En Los Tordos están hartos de la obra del nuevo pluvial

Muchos vecinos se encuentran cercados por montañas de tierra.

Desde que se inició la obra para entubar el canal paralelo a Circunvalación, los vecinos del barrio Los Tordos viven tapados de tierra y con la incertidumbre de no saber dónde irá a parar el agua de lluvia. Temen, además, perder el reparo incomparable de los viejos álamos que existen en el sector, ya que muchos de ellos ya no tienen hojas en pleno verano, como consecuencia del corte del riego para avanzar con los trabajos.

Si bien valoran la decisión de ejecutar una obra que beneficiará a toda la ciudad y entienden que en la marcha se pueden suscitar algunos inconvenientes, como suele ocurrir, reclaman la presencia del Ejecutivo municipal en el barrio para hablar con los vecinos y encontrar la forma de mitigar los daños que se están produciendo.

Diego Zarba es uno de los vecinos que vive rodeado de montículos de tierra y observa con indignación la destrucción de la traza asfáltica. En su casa, las máquinas ya habían culminado con los trabajos, pero regresaron el jueves para dejar otra montaña que sacaron de Yrigoyen y Circunvalación.

“Es un caos, vivimos tapados de tierra con o sin viento. Acá, en pleno barrio residencial, el camión regador es tan escaso como la lluvia”, manifestó otra vecina, Mirta Eberhardt.

En diálogo con LM Cipolletti, Zarba contó que así como no supieron cuándo iban a comenzar la obra, ni de qué modo, tampoco saben cómo seguirá. Mientras tanto, han tenido que acomodarse a las nuevas condiciones. “Nadie nos comunica nada, nadie se acerca, hay un desentendimiento total entre el gobierno municipal y los vecinos”, acotó Mirta.

Algunos vecinos directamente quedaron sitiados por los montículos de tierra, como le ocurrió al panadero del barrio.
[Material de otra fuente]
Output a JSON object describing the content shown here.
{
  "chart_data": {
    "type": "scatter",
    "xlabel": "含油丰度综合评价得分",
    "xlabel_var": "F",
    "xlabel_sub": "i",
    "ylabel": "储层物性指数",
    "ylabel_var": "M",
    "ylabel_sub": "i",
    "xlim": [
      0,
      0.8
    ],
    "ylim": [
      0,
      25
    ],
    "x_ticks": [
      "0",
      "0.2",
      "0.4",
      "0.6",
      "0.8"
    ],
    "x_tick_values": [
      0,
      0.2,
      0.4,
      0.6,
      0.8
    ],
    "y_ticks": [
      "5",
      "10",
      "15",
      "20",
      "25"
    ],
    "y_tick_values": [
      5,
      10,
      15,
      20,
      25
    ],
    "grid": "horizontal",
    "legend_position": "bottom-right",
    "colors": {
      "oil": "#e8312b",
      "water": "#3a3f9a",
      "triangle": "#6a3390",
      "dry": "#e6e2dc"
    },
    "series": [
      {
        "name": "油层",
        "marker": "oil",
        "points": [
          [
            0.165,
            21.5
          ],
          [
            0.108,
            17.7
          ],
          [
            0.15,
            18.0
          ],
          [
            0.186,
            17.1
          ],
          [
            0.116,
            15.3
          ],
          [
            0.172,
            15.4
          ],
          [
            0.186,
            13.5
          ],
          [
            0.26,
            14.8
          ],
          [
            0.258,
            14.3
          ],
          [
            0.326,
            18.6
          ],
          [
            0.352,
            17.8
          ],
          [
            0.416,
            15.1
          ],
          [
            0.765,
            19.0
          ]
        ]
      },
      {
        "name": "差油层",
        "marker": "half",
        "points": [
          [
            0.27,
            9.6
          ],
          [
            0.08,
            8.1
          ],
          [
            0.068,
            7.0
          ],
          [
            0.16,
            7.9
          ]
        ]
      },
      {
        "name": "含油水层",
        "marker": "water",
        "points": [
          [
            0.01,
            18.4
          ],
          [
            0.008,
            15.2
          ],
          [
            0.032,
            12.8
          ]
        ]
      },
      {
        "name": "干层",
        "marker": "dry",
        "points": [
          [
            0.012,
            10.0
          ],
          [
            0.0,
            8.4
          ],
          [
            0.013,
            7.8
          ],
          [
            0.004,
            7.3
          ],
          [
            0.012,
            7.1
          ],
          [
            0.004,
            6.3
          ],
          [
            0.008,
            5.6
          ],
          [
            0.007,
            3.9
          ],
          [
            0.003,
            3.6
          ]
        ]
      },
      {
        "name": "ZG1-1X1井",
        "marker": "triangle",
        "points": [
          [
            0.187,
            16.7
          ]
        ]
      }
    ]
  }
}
Mientras que un almacenero del sector sufrió la rotura de los vidrios de su negocio, producto del alto tránsito de camiones, colectivos y vehículos de menor porte que pasan rápidamente sobre una traza asfáltica destruida y que se confunde con la banquina de tierra, mucho más prominente. “Es un descontrol absoluto”, sostuvo Zarba; y reclamó que las autoridades municipales se hagan presentes y dialoguen con los vecinos para mitigar las consecuencias negativas de la obra.

Ya presentaron varias notas y llamaron de forma reiterada a Servicios Públicos, pero hasta ahora reina la incertidumbre. “La falta de comunicación con los vecinos es terrible. Todo esto se resuelve con diálogo”, insistió Zarba.

Mirta, por su parte, sufre las consecuencias de lo que considera una obra “mal organizada” que debería haber iniciado en invierno. Sufre, sobre todo, por los árboles del barrio que han perdido todas sus hojas y representaban un reparo incomparable, con lo que cuesta en esta zona que florezca el verde. Como las napas han sido deprimidas y se cortó el agua de riego que venía por la acequia, teme que se hayan secado.

Los problemas no terminan ahí, porque tampoco saben cómo desagotará el agua de lluvia que antes drenaba por el desagüe a cielo abierto. “No vemos bocas de tormenta, y las últimas lluvias nos mostraron que el agua no tenía por dónde ir”, señaló Mirta. Y Diego concluyó: “Queremos que el Municipio venga, vea y dialogue con nosotros”.

Un proyecto que evitará grandes inundaciones

La obra en ejecución supone una inversión de $66 millones. El Municipio le dio impulso con el objetivo de evitar los desastres que provoca una inundación en la ciudad. A tal fin, también destinó fondos al mantenimiento y limpieza de los canales pluviales como el P2, el de Vélez Sarsfield y el de Curri Lamuel.

La totalidad del emprendimiento, que también incluye mejoras en los sectores aledaños, en particular el Luis Piedrabuena, permitirá a los vecinos acceder a otros proyectos de infraestructura que esperan desde hace décadas, como el cordón cuneta, que ya está en marcha.

El pluvial había sido comprometido por Nación durante el mandato de Abel Baratti, pero se puso en marcha con la administración de Tortoriello.